Elle voyait sa mère la semaine quand elle passait la tête par la porte et lui faisait signe au revoir par dessus le comptoir. Elle ne voyait plus son père depuis longtemps, il habitait trop loin. Il lui manquait parfois mais pas au point de lui écrire ou de téléphoner. Sa soeur avait déjà deux enfants, elle disait que c’était trop. Elle, elle n’avait pas d’idée sur les enfants. Il n’y avait pas d’homme pour l’instant, elle en cherchait un qui resterait parce qu’elle avait souffert de la légèreté de ses parents. Elle leur en voulait encore un peu.


Elle venait se fixer sur ce quai au hasard, elle n’avait pas de jour particulier. Parfois, il pleuvait, alors elle était trempée. Elle ne pouvait pas faire autrement que d’y aller, une fois que ça lui prenait. Ce n’était pas un problème d’argent si elle ne partait pas, autre chose la retenait. Elle ne voulait pas voyager, elle voulait être ce quai. La condition de quai la contentait : pas de question à se poser, servir, donner du voyage à vivre aux passagers, être là, solide et fiable. Servir elle adorait, c’était son métier. Des questions, elle préférait y répondre que d’en poser. Quand à être fiable et solide, c’était un rêve.

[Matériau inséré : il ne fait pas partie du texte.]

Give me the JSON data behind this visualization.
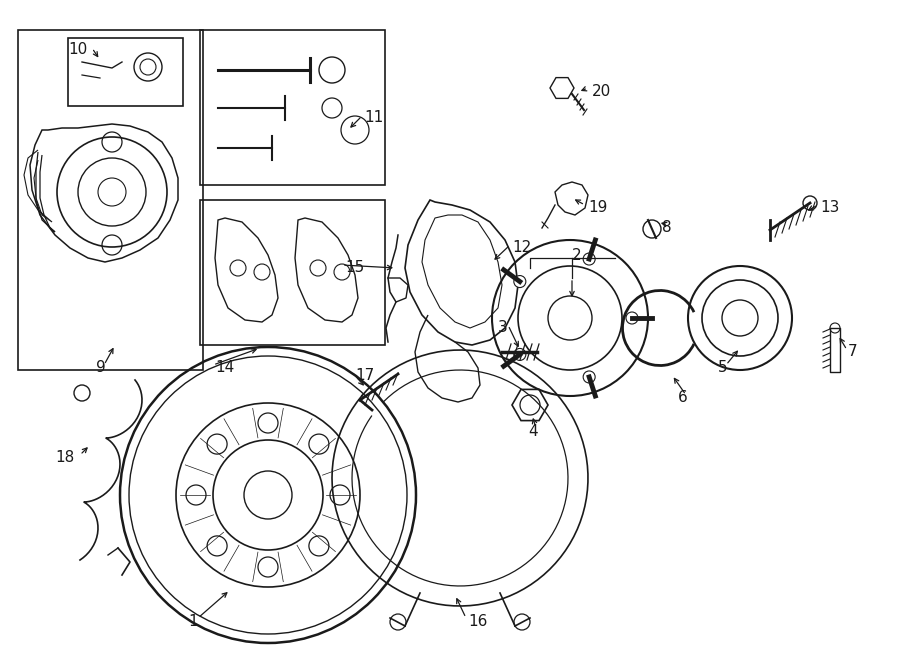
{
  "bg_color": "#ffffff",
  "line_color": "#1a1a1a",
  "fig_width": 9.0,
  "fig_height": 6.61,
  "font_size": 11
}
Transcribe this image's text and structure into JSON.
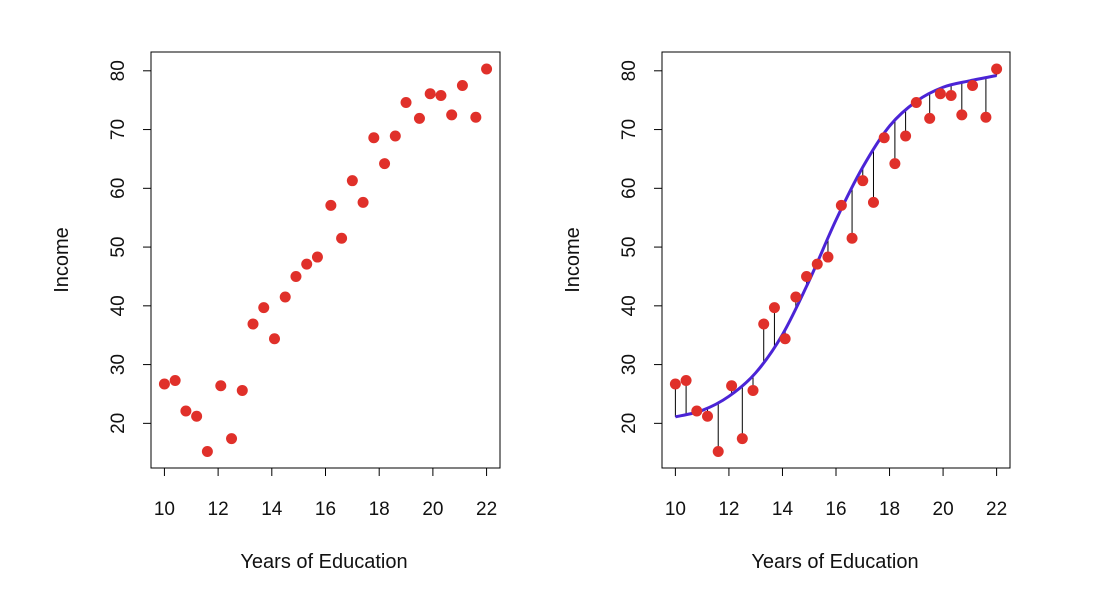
{
  "colors": {
    "point": "#e0302a",
    "curve": "#4b24d6",
    "residual": "#000000",
    "axis": "#000000"
  },
  "chart_data": [
    {
      "type": "scatter",
      "title": "",
      "xlabel": "Years of Education",
      "ylabel": "Income",
      "xlim": [
        9.5,
        22.5
      ],
      "ylim": [
        12.4,
        83.2
      ],
      "xticks": [
        "10",
        "12",
        "14",
        "16",
        "18",
        "20",
        "22"
      ],
      "yticks": [
        "20",
        "30",
        "40",
        "50",
        "60",
        "70",
        "80"
      ],
      "grid": false,
      "series": [
        {
          "x": [
            10,
            10.4,
            10.8,
            11.2,
            11.6,
            12.1,
            12.5,
            12.9,
            13.3,
            13.7,
            14.1,
            14.5,
            14.9,
            15.3,
            15.7,
            16.2,
            16.6,
            17.0,
            17.4,
            17.8,
            18.2,
            18.6,
            19.0,
            19.5,
            19.9,
            20.3,
            20.7,
            21.1,
            21.6,
            22.0
          ],
          "y": [
            26.7,
            27.3,
            22.1,
            21.2,
            15.2,
            26.4,
            17.4,
            25.6,
            36.9,
            39.7,
            34.4,
            41.5,
            45.0,
            47.1,
            48.3,
            57.1,
            51.5,
            61.3,
            57.6,
            68.6,
            64.2,
            68.9,
            74.6,
            71.9,
            76.1,
            75.8,
            72.5,
            77.5,
            72.1,
            80.3
          ]
        }
      ]
    },
    {
      "type": "scatter",
      "title": "",
      "xlabel": "Years of Education",
      "ylabel": "Income",
      "xlim": [
        9.5,
        22.5
      ],
      "ylim": [
        12.4,
        83.2
      ],
      "xticks": [
        "10",
        "12",
        "14",
        "16",
        "18",
        "20",
        "22"
      ],
      "yticks": [
        "20",
        "30",
        "40",
        "50",
        "60",
        "70",
        "80"
      ],
      "grid": false,
      "series": [
        {
          "x": [
            10,
            10.4,
            10.8,
            11.2,
            11.6,
            12.1,
            12.5,
            12.9,
            13.3,
            13.7,
            14.1,
            14.5,
            14.9,
            15.3,
            15.7,
            16.2,
            16.6,
            17.0,
            17.4,
            17.8,
            18.2,
            18.6,
            19.0,
            19.5,
            19.9,
            20.3,
            20.7,
            21.1,
            21.6,
            22.0
          ],
          "y": [
            26.7,
            27.3,
            22.1,
            21.2,
            15.2,
            26.4,
            17.4,
            25.6,
            36.9,
            39.7,
            34.4,
            41.5,
            45.0,
            47.1,
            48.3,
            57.1,
            51.5,
            61.3,
            57.6,
            68.6,
            64.2,
            68.9,
            74.6,
            71.9,
            76.1,
            75.8,
            72.5,
            77.5,
            72.1,
            80.3
          ]
        }
      ],
      "fitted_curve": {
        "x": [
          10,
          11,
          12,
          13,
          14,
          15,
          16,
          17,
          18,
          19,
          20,
          21,
          22
        ],
        "y": [
          21.1,
          22.2,
          24.6,
          28.6,
          35.1,
          44.3,
          54.6,
          63.6,
          70.6,
          74.8,
          77.2,
          78.3,
          79.2
        ]
      },
      "residual_lines": true
    }
  ]
}
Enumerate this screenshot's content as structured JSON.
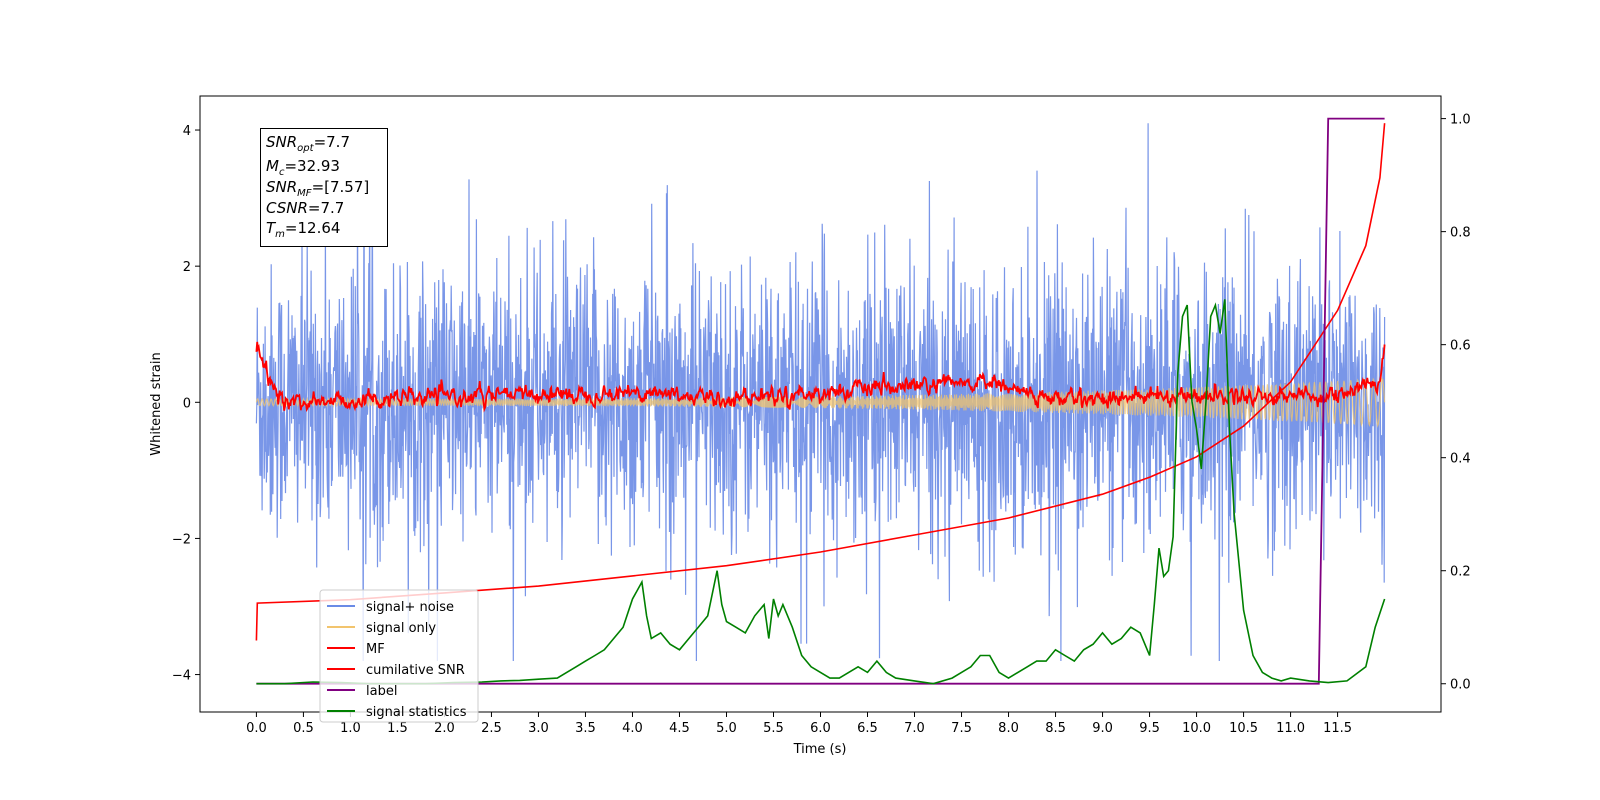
{
  "chart_data": {
    "type": "line",
    "xlabel": "Time (s)",
    "ylabel": "Whitened strain",
    "xlim": [
      -0.6,
      12.6
    ],
    "ylim": [
      -4.55,
      4.5
    ],
    "y2lim": [
      -0.05,
      1.04
    ],
    "x_ticks": [
      "0.0",
      "0.5",
      "1.0",
      "1.5",
      "2.0",
      "2.5",
      "3.0",
      "3.5",
      "4.0",
      "4.5",
      "5.0",
      "5.5",
      "6.0",
      "6.5",
      "7.0",
      "7.5",
      "8.0",
      "8.5",
      "9.0",
      "9.5",
      "10.0",
      "10.5",
      "11.0",
      "11.5"
    ],
    "y_ticks": [
      "4",
      "2",
      "0",
      "−2",
      "−4"
    ],
    "y2_ticks": [
      "1.0",
      "0.8",
      "0.6",
      "0.4",
      "0.2",
      "0.0"
    ],
    "annotation": {
      "snr_opt_sym": "SNR",
      "snr_opt_sub": "opt",
      "snr_opt_val": "=7.7",
      "mc_sym": "M",
      "mc_sub": "c",
      "mc_val": "=32.93",
      "snr_mf_sym": "SNR",
      "snr_mf_sub": "MF",
      "snr_mf_val": "=[7.57]",
      "csnr_sym": "CSNR",
      "csnr_val": "=7.7",
      "tm_sym": "T",
      "tm_sub": "m",
      "tm_val": "=12.64"
    },
    "legend": [
      "signal+ noise",
      "signal only",
      "MF",
      "cumilative SNR",
      "label",
      "signal statistics"
    ],
    "legend_position": "lower-left",
    "series": [
      {
        "name": "signal+ noise",
        "axis": "left",
        "color": "#6a8be6",
        "kind": "noise",
        "t_range": [
          0.0,
          12.0
        ],
        "amplitude_range": [
          -3.8,
          4.1
        ]
      },
      {
        "name": "signal only",
        "axis": "left",
        "color": "#f2c46d",
        "kind": "chirp",
        "t_range": [
          0.0,
          12.0
        ],
        "envelope_start": 0.05,
        "envelope_end": 0.35
      },
      {
        "name": "MF",
        "axis": "left",
        "color": "#ff0000",
        "kind": "noisy-baseline",
        "t_range": [
          0.0,
          12.0
        ],
        "x": [
          0.0,
          0.1,
          0.3,
          1.4,
          2.6,
          4.2,
          4.9,
          7.8,
          8.4,
          10.0,
          11.5,
          11.95,
          12.0
        ],
        "y": [
          0.85,
          0.4,
          0.0,
          0.05,
          0.1,
          0.15,
          0.05,
          0.3,
          0.05,
          0.1,
          0.1,
          0.3,
          0.85
        ]
      },
      {
        "name": "cumilative SNR",
        "axis": "left",
        "color": "#ff0000",
        "x": [
          0.0,
          0.01,
          1.0,
          2.0,
          3.0,
          4.0,
          5.0,
          6.0,
          7.0,
          8.0,
          9.0,
          9.5,
          10.0,
          10.5,
          11.0,
          11.5,
          11.8,
          11.95,
          12.0
        ],
        "y": [
          -3.5,
          -2.95,
          -2.9,
          -2.8,
          -2.7,
          -2.55,
          -2.4,
          -2.2,
          -1.95,
          -1.7,
          -1.35,
          -1.1,
          -0.8,
          -0.35,
          0.3,
          1.35,
          2.3,
          3.3,
          4.1
        ]
      },
      {
        "name": "label",
        "axis": "right",
        "color": "#800080",
        "x": [
          0.0,
          11.3,
          11.4,
          12.0
        ],
        "y": [
          0.0,
          0.0,
          1.0,
          1.0
        ]
      },
      {
        "name": "signal statistics",
        "axis": "right",
        "color": "#008000",
        "x": [
          0.0,
          0.3,
          0.6,
          0.9,
          1.2,
          1.5,
          1.8,
          2.1,
          2.4,
          2.6,
          2.8,
          3.0,
          3.2,
          3.3,
          3.4,
          3.5,
          3.6,
          3.7,
          3.8,
          3.9,
          4.0,
          4.1,
          4.15,
          4.2,
          4.3,
          4.4,
          4.5,
          4.6,
          4.7,
          4.8,
          4.9,
          4.95,
          5.0,
          5.1,
          5.2,
          5.3,
          5.4,
          5.45,
          5.5,
          5.55,
          5.6,
          5.7,
          5.8,
          5.9,
          6.0,
          6.1,
          6.2,
          6.3,
          6.4,
          6.5,
          6.6,
          6.7,
          6.8,
          7.0,
          7.2,
          7.4,
          7.5,
          7.6,
          7.7,
          7.8,
          7.85,
          7.9,
          8.0,
          8.1,
          8.2,
          8.3,
          8.4,
          8.5,
          8.6,
          8.7,
          8.8,
          8.9,
          9.0,
          9.1,
          9.2,
          9.3,
          9.4,
          9.5,
          9.55,
          9.6,
          9.65,
          9.7,
          9.75,
          9.8,
          9.85,
          9.9,
          9.95,
          10.0,
          10.05,
          10.1,
          10.15,
          10.2,
          10.25,
          10.3,
          10.35,
          10.4,
          10.5,
          10.6,
          10.7,
          10.8,
          10.9,
          11.0,
          11.2,
          11.4,
          11.6,
          11.8,
          11.9,
          12.0
        ],
        "y": [
          0.0,
          0.0,
          0.003,
          0.002,
          0.0,
          0.0,
          0.0,
          0.002,
          0.003,
          0.005,
          0.006,
          0.008,
          0.01,
          0.02,
          0.03,
          0.04,
          0.05,
          0.06,
          0.08,
          0.1,
          0.15,
          0.18,
          0.12,
          0.08,
          0.09,
          0.07,
          0.06,
          0.08,
          0.1,
          0.12,
          0.2,
          0.14,
          0.11,
          0.1,
          0.09,
          0.12,
          0.14,
          0.08,
          0.15,
          0.12,
          0.14,
          0.1,
          0.05,
          0.03,
          0.02,
          0.01,
          0.01,
          0.02,
          0.03,
          0.02,
          0.04,
          0.02,
          0.01,
          0.005,
          0.0,
          0.01,
          0.02,
          0.03,
          0.05,
          0.05,
          0.035,
          0.02,
          0.01,
          0.02,
          0.03,
          0.04,
          0.04,
          0.06,
          0.05,
          0.04,
          0.06,
          0.07,
          0.09,
          0.07,
          0.08,
          0.1,
          0.09,
          0.05,
          0.14,
          0.24,
          0.19,
          0.2,
          0.26,
          0.55,
          0.65,
          0.67,
          0.5,
          0.45,
          0.38,
          0.5,
          0.65,
          0.67,
          0.62,
          0.68,
          0.45,
          0.3,
          0.13,
          0.05,
          0.02,
          0.01,
          0.005,
          0.01,
          0.005,
          0.002,
          0.005,
          0.03,
          0.1,
          0.15
        ]
      }
    ]
  },
  "colors": {
    "noise": "#6a8be6",
    "signal": "#f2c46d",
    "mf": "#ff0000",
    "label": "#800080",
    "stats": "#008000"
  }
}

Un rêve inaccesible quand on est une fille aux cheveux longs, tellement belle qu’on vous espère fragile. Qui aurait donc imaginé qu’un si joli sourire eut pu cacher une fêlure ? Un quai pouvait être solide et fêlé, on ne lui reprocherait pas. Un quai, c’était pour elle la fixité offerte au voyageur. Alors quand elle venait, elle se plantait là, d’une humeur de béton, d’une âme de béton, et elle oubliait tout. Le regard lié à l’horizon, elle n’avait plus aucune pensée. Le quai montait en elle et l’animait de sa présence. Il faisait tournoyer ses cheveux blonds nuancés de chataîgner, couleur de quai.